Constant Memory vs. Kernel Input Argument Access Speed

To start with I’m working with a GK110 card so compute capability 3.5

The behavior I’ve noticed is that passing lots of input arguments into a kernel is faster than loading from a struct sitting in constant memory. Does this make sense?

To give a little background I have several paramaters in the structures sitting in constant memory

__constant__ 
struct1 
{
 double param1;
 float  param2;
 float  param3;
}

myKernel( float* positions, float *outputs )
{
 ...
 x = struct1.param1 * someCalculatedThing + struct1.param2 * someCalulatedThing2 / struct1.param3 
 ...
}

is slower than

myKernel( float* positions, float *outputs, struct1 inStruct )
{

 ...
 x = inStruct.param1 * someCalculatedThing + inStruct.param2 * someCalulatedThing2 / inStruct.param3 
 ...

}

There are many more parameters than that in both the struct and the input arguments but that abstractly represents the behavior I am seeing.

Thanks for the help!

-Merlin

How large of a speed difference are you seeing?

If you’re compiling for sm_35, then the two approaches should be producing nearly identical SASS code.

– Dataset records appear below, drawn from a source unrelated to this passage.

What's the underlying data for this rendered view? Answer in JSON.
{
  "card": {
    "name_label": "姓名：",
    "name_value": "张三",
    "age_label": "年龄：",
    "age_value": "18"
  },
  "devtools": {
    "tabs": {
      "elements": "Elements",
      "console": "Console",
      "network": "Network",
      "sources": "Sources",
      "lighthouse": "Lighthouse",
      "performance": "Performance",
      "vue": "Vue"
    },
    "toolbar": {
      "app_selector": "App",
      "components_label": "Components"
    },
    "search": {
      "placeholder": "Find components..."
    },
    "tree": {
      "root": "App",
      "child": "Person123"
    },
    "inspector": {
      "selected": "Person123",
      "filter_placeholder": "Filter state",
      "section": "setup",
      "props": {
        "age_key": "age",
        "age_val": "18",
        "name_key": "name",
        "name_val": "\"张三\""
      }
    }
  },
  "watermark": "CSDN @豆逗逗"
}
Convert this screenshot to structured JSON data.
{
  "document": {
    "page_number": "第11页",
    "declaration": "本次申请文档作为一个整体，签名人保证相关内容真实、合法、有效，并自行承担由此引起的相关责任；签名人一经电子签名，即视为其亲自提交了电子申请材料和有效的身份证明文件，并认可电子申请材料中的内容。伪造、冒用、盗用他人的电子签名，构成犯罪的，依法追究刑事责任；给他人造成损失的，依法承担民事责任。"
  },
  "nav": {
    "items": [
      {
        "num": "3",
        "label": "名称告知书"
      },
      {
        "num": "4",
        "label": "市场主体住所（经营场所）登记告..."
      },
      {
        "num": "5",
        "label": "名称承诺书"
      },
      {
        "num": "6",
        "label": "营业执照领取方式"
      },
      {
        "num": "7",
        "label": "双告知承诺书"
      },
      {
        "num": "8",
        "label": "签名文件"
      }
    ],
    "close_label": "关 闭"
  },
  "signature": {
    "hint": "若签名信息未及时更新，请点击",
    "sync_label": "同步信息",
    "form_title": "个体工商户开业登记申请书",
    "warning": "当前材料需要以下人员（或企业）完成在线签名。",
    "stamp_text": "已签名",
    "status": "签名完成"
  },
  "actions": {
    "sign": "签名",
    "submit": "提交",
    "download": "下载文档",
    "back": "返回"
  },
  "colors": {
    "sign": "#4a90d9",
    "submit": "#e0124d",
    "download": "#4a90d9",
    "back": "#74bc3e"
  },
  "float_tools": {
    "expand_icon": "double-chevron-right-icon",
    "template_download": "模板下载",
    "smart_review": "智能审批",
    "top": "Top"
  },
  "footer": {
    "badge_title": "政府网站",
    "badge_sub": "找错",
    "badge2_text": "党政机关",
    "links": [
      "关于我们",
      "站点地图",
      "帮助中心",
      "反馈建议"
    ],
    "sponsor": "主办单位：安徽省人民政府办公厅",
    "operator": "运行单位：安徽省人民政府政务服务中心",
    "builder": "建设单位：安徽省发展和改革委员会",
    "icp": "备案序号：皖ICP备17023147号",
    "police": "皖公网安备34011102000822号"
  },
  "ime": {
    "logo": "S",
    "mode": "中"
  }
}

I discuss using kernel arguments vs constant variables in a blog post here.

Thanks for the response.

In a kernel that takes 40.2 milliseconds its taking 37 milliseconds when using the stack instead of constant memory. In this particular application we are squeezing every last drop of speed we can find I just would have thought the broadcast nature of constant memory would have been a huge improvement over the stack which is cached on L1.

Reading your blog post leads me to believe I misunderstood the nature of constant memory and don’t understand what the Best Practices guide means when it says “If all threads of a warp access the same location, then constant memory can be as fast as a register access.”.

I would suggest inspecting your application in one of the visual profilers. You can drill down and see arguments being marshalled and kernels launched.

3 ms. is an eternity so I’m curious where the difference is coming from.

Note that kernel parameters are passed via constant memory on sm_2x+ devices.

The constant cache is able to broadcast data to all threads in a warp. If access to the constant cache is uniform, that is, all threads in the warp access the same location, this access is about as fast as register access, as the Best Practices guide correctly points out. Kernel arguments are typically accessed in uniform fashion. If the access to the constant cache is not uniform, the code will still work, but there is serialization in that there are as many consecutive accesses to the constant cache as there are different addresses used across the warp.

Bumping this because I have a similar question

If I have the following defined

__device__ const double a, b, c, d, e;

And then I call them in the kernel

__global__ void kernel()
{
    //millions of indices to be called
    int index = blockIdx.x * blockDim.x + threadIdx.x;

    //The part I am concerned about
    double ia = index/a;
    double ib = index/b;
    double ic = index/c;
    double id = index/d;
    double ie = index/e;

    if(index < ...)
    {
        //do more stuff
    }
}

Is it possible the threads can get slightly out of sync and thus end up serializing a read to a, b, c, d, or e? (Like for example, one of the threads reads e before another thread reads d).

Constant cache accesses cause serialization if the access is not uniform across the threads in a warp. Threads in a warp execute in lockstep unless there is divergent control flow. The portion of the code that you marked as being the area of concern has uniform (thus, non-divergent) control flow, and the addresses for the constant cache accesses are not functions of the the thread index or other data. So the accesses to variables a,b,c,d,e are uniform.

Even if there were some serialization in constant cache accesses at this point in the kernel, it would likely be a minor or unmeasurable effect unless your kernel does next to nothing after this code block in which case it would likely be subject to other bottlenecks to overall performance such as launch latency, or memory bandwidth.

In general, it is a good idea to let the CUDA profiler guide optimization efforts to focus on the most important bottlenecks for each kernel. “Don’t sweat the small stuff”.